In the spring of 2005 Traverse City didn't quite know what it was getting itself into.
Academy Award-winning documentary film maker and Grand Travese-area resident Michael Moore, along with local photographer John Robert Williams and native son Doug Stanton, said they were going to put on a five-day film festival. They were rounding up a group of volunteers to clean up and dust off the venerable State Theatre to make it home base.
All in two months.
When it was over that first festival had drawn an impressive 50,000 admissions to 31 films at 52 screenings. There were four free panel discussions and 10 people from the film industry had shown up as guests.
Just as important, the festival had gotten good reviews from downtown merchants and local residents who all seemed willing to do it again.
By 2011, the festival had grown in size and reputation and had added a host of activities that went well beyond just great movies.
There were free movies at night on a giant screen at the Open Space.
Besides the State, venues had grown to include the city Opera House, the Old Town Playhouse, the Milliken Auditorium and Dutmers Theater at the Dennos Museum at Northwestern Michigan College, Lars Hockstad auditorium at Central Grade School and the Open Space for free movies.

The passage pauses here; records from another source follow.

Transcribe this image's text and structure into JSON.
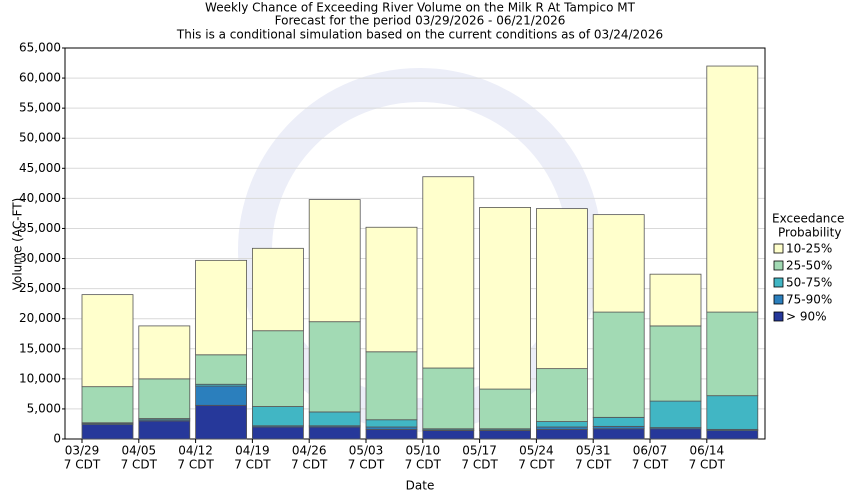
{
  "chart_data": {
    "type": "stacked_bar",
    "title": [
      "Weekly Chance of Exceeding River Volume on the Milk R At Tampico MT",
      "Forecast for the period 03/29/2026 - 06/21/2026",
      "This is a conditional simulation based on the current conditions as of 03/24/2026"
    ],
    "x_label": "Date",
    "y_label": "Volume (AC-FT)",
    "legend_title": [
      "Exceedance",
      "Probability"
    ],
    "categories": [
      [
        "03/29",
        "7 CDT"
      ],
      [
        "04/05",
        "7 CDT"
      ],
      [
        "04/12",
        "7 CDT"
      ],
      [
        "04/19",
        "7 CDT"
      ],
      [
        "04/26",
        "7 CDT"
      ],
      [
        "05/03",
        "7 CDT"
      ],
      [
        "05/10",
        "7 CDT"
      ],
      [
        "05/17",
        "7 CDT"
      ],
      [
        "05/24",
        "7 CDT"
      ],
      [
        "05/31",
        "7 CDT"
      ],
      [
        "06/07",
        "7 CDT"
      ],
      [
        "06/14",
        "7 CDT"
      ]
    ],
    "series": [
      {
        "name": "> 90%",
        "color": "#26389a",
        "values": [
          2400,
          3000,
          5600,
          2000,
          2000,
          1600,
          1400,
          1400,
          1600,
          1700,
          1700,
          1400
        ]
      },
      {
        "name": "75-90%",
        "color": "#2b7fbd",
        "values": [
          200,
          200,
          3200,
          200,
          200,
          400,
          100,
          100,
          400,
          400,
          200,
          200
        ]
      },
      {
        "name": "50-75%",
        "color": "#41b6c4",
        "values": [
          100,
          200,
          300,
          3200,
          2300,
          1200,
          200,
          200,
          900,
          1500,
          4400,
          5600
        ]
      },
      {
        "name": "25-50%",
        "color": "#a2dab4",
        "values": [
          6000,
          6600,
          4900,
          12600,
          15000,
          11300,
          10100,
          6600,
          8800,
          17500,
          12500,
          13900
        ]
      },
      {
        "name": "10-25%",
        "color": "#ffffcc",
        "values": [
          15300,
          8800,
          15700,
          13700,
          20300,
          20700,
          31800,
          30200,
          26600,
          16200,
          8600,
          40900
        ]
      }
    ],
    "ylim": [
      0,
      65000
    ],
    "yticks": [
      0,
      {
        "value": 5000,
        "label": "5,000"
      },
      {
        "value": 10000,
        "label": "10,000"
      },
      {
        "value": 15000,
        "label": "15,000"
      },
      {
        "value": 20000,
        "label": "20,000"
      },
      {
        "value": 25000,
        "label": "25,000"
      },
      {
        "value": 30000,
        "label": "30,000"
      },
      {
        "value": 35000,
        "label": "35,000"
      },
      {
        "value": 40000,
        "label": "40,000"
      },
      {
        "value": 45000,
        "label": "45,000"
      },
      {
        "value": 50000,
        "label": "50,000"
      },
      {
        "value": 55000,
        "label": "55,000"
      },
      {
        "value": 60000,
        "label": "60,000"
      },
      {
        "value": 65000,
        "label": "65,000"
      }
    ],
    "grid": true
  }
}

There were an amazing 128,000 admissions, 156 screenings and 147 films, including 88 features and 59 shorts, from every continent but Antarctica.
There were 130 "industry guests" who took place in panel discussions and interviews.

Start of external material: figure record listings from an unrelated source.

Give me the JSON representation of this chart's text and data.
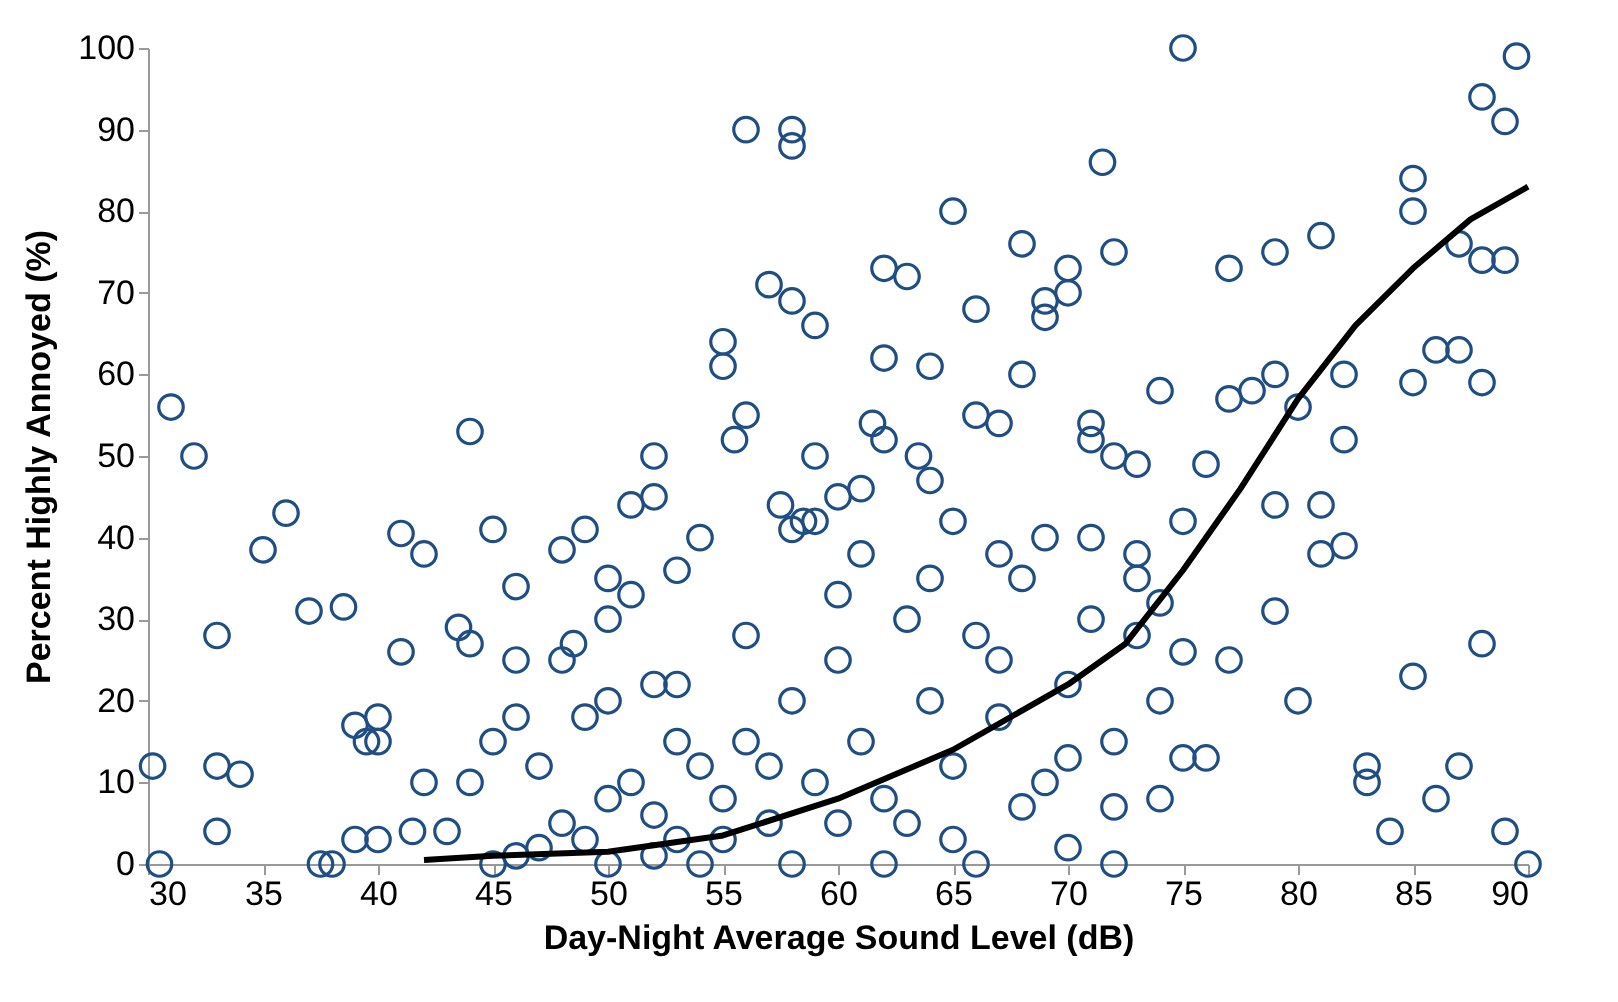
{
  "chart_data": {
    "type": "scatter",
    "xlabel": "Day-Night Average Sound Level (dB)",
    "ylabel": "Percent Highly Annoyed (%)",
    "xlim": [
      30,
      90
    ],
    "ylim": [
      0,
      100
    ],
    "xticks": [
      30,
      35,
      40,
      45,
      50,
      55,
      60,
      65,
      70,
      75,
      80,
      85,
      90
    ],
    "yticks": [
      0,
      10,
      20,
      30,
      40,
      50,
      60,
      70,
      80,
      90,
      100
    ],
    "grid": false,
    "series": [
      {
        "color": "#1f4e85",
        "marker": "circle",
        "x": [
          30.2,
          30.5,
          31,
          32,
          33,
          33,
          33,
          34,
          35,
          36,
          37,
          37.5,
          38,
          38.5,
          39,
          39.5,
          40,
          40,
          41,
          41,
          42,
          42,
          41.5,
          39,
          40,
          44,
          43.5,
          44,
          43,
          44,
          45,
          45,
          46,
          46,
          46,
          47,
          48,
          48,
          48.5,
          49,
          49,
          50,
          50,
          50,
          51,
          51,
          52,
          52,
          52,
          53,
          53,
          54,
          55,
          55,
          55.5,
          56,
          56,
          57,
          57.5,
          58,
          58,
          58,
          58,
          58.5,
          59,
          59,
          59,
          60,
          61,
          61,
          61.5,
          62,
          62,
          62,
          63,
          63.5,
          64,
          64,
          65,
          65,
          66,
          66,
          67,
          67,
          68,
          68,
          69,
          69,
          70,
          70,
          71,
          71,
          71.5,
          72,
          72,
          73,
          73,
          74,
          75,
          75,
          76,
          76,
          77,
          77,
          77,
          78,
          79,
          79,
          79,
          79,
          80,
          80,
          81,
          81,
          81,
          82,
          82,
          82,
          83,
          83,
          84,
          85,
          85,
          85,
          85,
          86,
          86,
          87,
          87,
          87,
          88,
          88,
          88,
          88,
          89,
          89,
          89,
          89.5,
          90,
          45,
          46,
          47,
          48,
          49,
          50,
          51,
          52,
          53,
          54,
          55,
          56,
          57,
          58,
          59,
          60,
          61,
          62,
          63,
          64,
          65,
          66,
          67,
          68,
          69,
          70,
          71,
          72,
          73,
          74,
          72,
          70,
          66,
          62,
          58,
          54,
          50,
          64,
          60,
          56,
          57,
          53,
          67,
          69,
          71,
          73,
          74,
          63,
          65,
          68,
          60,
          55,
          52,
          70,
          72,
          75,
          75,
          74
        ],
        "values": [
          12,
          0,
          56,
          50,
          28,
          12,
          4,
          11,
          38.5,
          43,
          31,
          0,
          0,
          31.5,
          17,
          15,
          18,
          15,
          26,
          40.5,
          38,
          10,
          4,
          3,
          3,
          53,
          29,
          27,
          4,
          10,
          41,
          15,
          34,
          18,
          25,
          12,
          38.5,
          25,
          27,
          41,
          18,
          35,
          30,
          20,
          44,
          33,
          50,
          45,
          22,
          36,
          22,
          40,
          64,
          61,
          52,
          90,
          55,
          71,
          44,
          90,
          88,
          69,
          41,
          42,
          66,
          50,
          42,
          45,
          46,
          38,
          54,
          73,
          62,
          52,
          72,
          50,
          61,
          47,
          80,
          42,
          68,
          55,
          54,
          38,
          76,
          60,
          69,
          67,
          73,
          70,
          54,
          52,
          86,
          75,
          50,
          49,
          38,
          58,
          100,
          42,
          49,
          13,
          73,
          57,
          25,
          58,
          75,
          60,
          44,
          31,
          20,
          56,
          77,
          44,
          38,
          60,
          52,
          39,
          10,
          12,
          4,
          84,
          80,
          59,
          23,
          63,
          8,
          76,
          12,
          63,
          94,
          74,
          59,
          27,
          91,
          74,
          4,
          99,
          0,
          0,
          1,
          2,
          5,
          3,
          8,
          10,
          6,
          3,
          12,
          8,
          15,
          5,
          20,
          10,
          25,
          15,
          8,
          30,
          20,
          12,
          28,
          18,
          35,
          10,
          22,
          30,
          15,
          28,
          8,
          0,
          2,
          0,
          0,
          0,
          0,
          0,
          35,
          33,
          28,
          12,
          15,
          25,
          40,
          40,
          35,
          20,
          5,
          3,
          7,
          5,
          3,
          1,
          13,
          7,
          26,
          13,
          32
        ]
      },
      {
        "type": "line",
        "marker": "none",
        "color": "#000000",
        "x": [
          42,
          45,
          50,
          55,
          60,
          65,
          70,
          72.5,
          75,
          77.5,
          80,
          82.5,
          85,
          87.5,
          90
        ],
        "values": [
          0.5,
          1,
          1.5,
          3.5,
          8,
          14,
          22,
          27,
          36,
          46,
          57,
          66,
          73,
          79,
          83
        ]
      }
    ]
  }
}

The Dutmers Theatre for experimental film was added.
The festival paid for the renovation of Lars Hockstad Auditorium.
There was a weeklong film school.
And 2011 was the first year of the Kids Fest on the lawn outside Lars Hockstad Auditorium following movies for kids.

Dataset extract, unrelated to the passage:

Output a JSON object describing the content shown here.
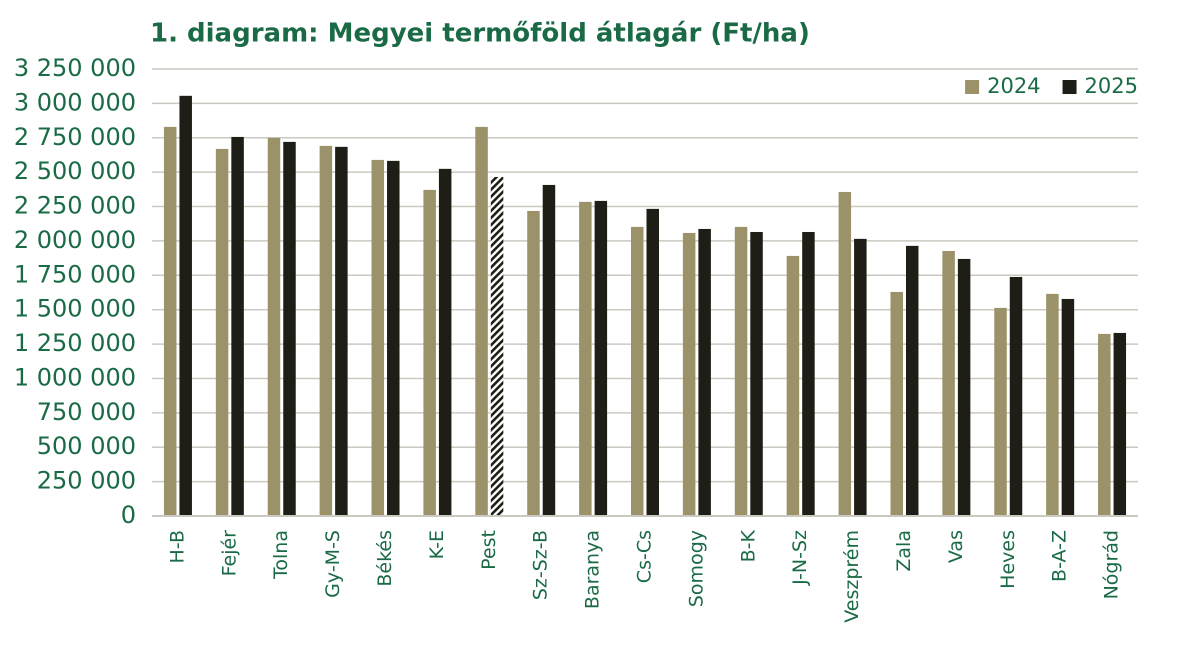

And since 2005 the festival has spent big bucks to totally refurbish the State and turn it into a part of daily life here. It plays host to many films that don't make it on the big-time theater circuit, it is used by all kinds of groups for movies and gatherings, it simulcasts state championship games for local school sports teams.
The theater has become, in many ways, the city's town square. Moms and dads take their kids to child-friendly matinees, high school classes and other groups host special movie nights and lots of fans turn out to cheer their teams playing in big-time venues downstate.
The State has also helped kick downtown Traverse City into a higher gear than ever before, at least in terms of nightlife and food. The theater brings people into town after dark, and new restaurants have opened to feed them. Some stores stay open longer to cater to those waiting for a movie to start. The east end of Front Street has gotten new life.
It starts all over again Tuesday, with an estimated 145 films on tap, actress Susan Sarandon and other Hollywood types, a bunch of independent movie makers, German movie legend Wim Wenders, a music stage at Clinch Park, A Rebel Without a Cause and other favorites free at the Open Space and an emphasis on films from or about Detroit.
Year after year the festival and the community have become more entwined, and the group of volunteers who swept up the State that first year has grown into a small army that makes it all happen. It truly is Traverse City's film festival.